Slick Chicks
- Type: Private
- Industry: Retail
- Founder: Helya Mohammadian
- Headquarters: New York, New York, United States
- Area served: Worldwide
- Products: Clothing
- Website: slickchicksonline.com

= Slick Chicks =

Adaptive underwear

Slick Chicks is a patented adaptive underwear that is designed to empower people with a disability or physical challenge. They feature hook-and-eye fasteners at the waistband, so anyone can seamlessly transition in and out of their clothing, regardless of their physical situation.

==History==
In 2012, Mohammadian applied for a patent on 'Underwear with refastenable side attachments', the fastening technology used in Slick Chicks products. The patent was granted on April 9, 2019.

After two years of research, design, and testing, Slick Chicks came to market in 2014.
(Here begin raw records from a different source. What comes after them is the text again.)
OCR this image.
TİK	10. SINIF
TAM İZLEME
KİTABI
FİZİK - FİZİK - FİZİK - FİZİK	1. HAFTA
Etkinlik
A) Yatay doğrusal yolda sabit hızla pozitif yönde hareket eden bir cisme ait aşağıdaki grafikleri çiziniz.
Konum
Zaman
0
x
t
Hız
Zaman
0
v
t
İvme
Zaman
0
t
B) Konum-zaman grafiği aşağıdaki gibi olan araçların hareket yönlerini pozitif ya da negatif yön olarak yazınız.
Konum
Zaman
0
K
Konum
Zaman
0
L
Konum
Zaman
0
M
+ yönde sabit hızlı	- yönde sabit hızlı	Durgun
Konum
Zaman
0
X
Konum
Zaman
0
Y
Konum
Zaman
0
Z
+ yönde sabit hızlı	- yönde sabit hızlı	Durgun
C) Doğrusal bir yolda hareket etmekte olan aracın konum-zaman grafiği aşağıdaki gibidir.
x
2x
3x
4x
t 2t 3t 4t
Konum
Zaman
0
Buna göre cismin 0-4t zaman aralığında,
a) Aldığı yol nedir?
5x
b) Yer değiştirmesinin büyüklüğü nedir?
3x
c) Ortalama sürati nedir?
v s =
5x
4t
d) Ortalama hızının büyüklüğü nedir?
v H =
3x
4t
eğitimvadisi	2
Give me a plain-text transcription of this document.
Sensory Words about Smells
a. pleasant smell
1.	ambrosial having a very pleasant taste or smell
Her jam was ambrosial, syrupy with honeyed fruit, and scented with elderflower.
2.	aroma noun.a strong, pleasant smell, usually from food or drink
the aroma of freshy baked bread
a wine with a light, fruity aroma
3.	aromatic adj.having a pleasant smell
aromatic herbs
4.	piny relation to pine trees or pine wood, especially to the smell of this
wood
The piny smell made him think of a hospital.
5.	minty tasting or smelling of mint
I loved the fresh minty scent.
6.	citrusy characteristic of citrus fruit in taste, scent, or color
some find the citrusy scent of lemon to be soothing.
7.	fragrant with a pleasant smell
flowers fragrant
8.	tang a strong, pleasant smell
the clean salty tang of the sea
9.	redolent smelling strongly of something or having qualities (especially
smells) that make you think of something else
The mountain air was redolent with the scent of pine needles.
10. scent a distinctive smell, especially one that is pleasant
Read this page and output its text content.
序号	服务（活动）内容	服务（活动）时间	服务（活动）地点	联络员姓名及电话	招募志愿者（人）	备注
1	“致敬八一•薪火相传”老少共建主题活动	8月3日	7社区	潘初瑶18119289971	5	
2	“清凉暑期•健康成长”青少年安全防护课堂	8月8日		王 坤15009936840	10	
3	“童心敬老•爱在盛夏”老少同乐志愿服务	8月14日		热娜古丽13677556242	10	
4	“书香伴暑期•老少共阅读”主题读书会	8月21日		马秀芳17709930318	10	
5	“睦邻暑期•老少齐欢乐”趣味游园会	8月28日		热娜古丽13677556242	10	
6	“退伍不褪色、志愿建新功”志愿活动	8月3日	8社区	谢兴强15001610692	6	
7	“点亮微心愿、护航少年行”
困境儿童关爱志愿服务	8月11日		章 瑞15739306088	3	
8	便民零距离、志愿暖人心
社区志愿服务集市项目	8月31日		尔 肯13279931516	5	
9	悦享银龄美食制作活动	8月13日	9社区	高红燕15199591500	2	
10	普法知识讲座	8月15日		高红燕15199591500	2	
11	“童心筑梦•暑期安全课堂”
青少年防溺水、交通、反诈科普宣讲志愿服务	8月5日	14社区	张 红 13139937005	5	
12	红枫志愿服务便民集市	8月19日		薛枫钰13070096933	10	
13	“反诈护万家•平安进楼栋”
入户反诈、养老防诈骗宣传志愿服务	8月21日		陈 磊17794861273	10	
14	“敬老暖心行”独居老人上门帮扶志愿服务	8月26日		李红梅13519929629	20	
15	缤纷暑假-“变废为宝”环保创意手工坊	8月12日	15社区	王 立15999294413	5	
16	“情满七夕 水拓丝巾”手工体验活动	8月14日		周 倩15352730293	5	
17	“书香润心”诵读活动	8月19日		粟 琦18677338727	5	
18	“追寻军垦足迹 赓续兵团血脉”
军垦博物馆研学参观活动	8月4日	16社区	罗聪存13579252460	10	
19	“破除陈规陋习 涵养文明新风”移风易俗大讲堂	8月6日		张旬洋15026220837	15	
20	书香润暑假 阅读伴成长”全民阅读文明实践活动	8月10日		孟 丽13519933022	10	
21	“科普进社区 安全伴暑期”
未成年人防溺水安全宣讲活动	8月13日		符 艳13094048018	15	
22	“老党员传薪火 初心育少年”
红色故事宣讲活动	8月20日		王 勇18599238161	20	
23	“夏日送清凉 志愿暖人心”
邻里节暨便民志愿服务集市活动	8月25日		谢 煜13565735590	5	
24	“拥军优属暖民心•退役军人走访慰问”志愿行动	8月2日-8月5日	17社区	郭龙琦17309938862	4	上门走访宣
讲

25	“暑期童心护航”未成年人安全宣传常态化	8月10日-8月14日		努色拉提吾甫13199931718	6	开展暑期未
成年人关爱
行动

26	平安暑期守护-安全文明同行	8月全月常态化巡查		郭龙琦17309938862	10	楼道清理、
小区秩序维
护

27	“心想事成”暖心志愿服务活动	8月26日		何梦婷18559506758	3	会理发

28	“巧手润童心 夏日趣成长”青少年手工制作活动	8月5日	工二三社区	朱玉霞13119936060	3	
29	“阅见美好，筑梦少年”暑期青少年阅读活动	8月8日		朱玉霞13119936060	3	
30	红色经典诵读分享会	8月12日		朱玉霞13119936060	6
By 2015, Slick Chicks launched an e-commerce site, selling their three styles: bikini brief, thong and boy short. In August of that same year, Slick Chicks filed for a trademark. This trademark was granted in August 2017 for use in commerce, specifically lingerie.

In June 2016, Slick Chicks launched on Kickstarter, seeking $15,000. The project was successfully funded and raised a total of $17,672.

In June 2017, Mohammadian appeared on Steve Harvey's FUNDERDOME to pitch Slick Chicks to the studio audience. She won over the audience and the prize of $6,500.

In April 2019, Slick Chicks founder Mohammadian was granted a patent for the undergarments.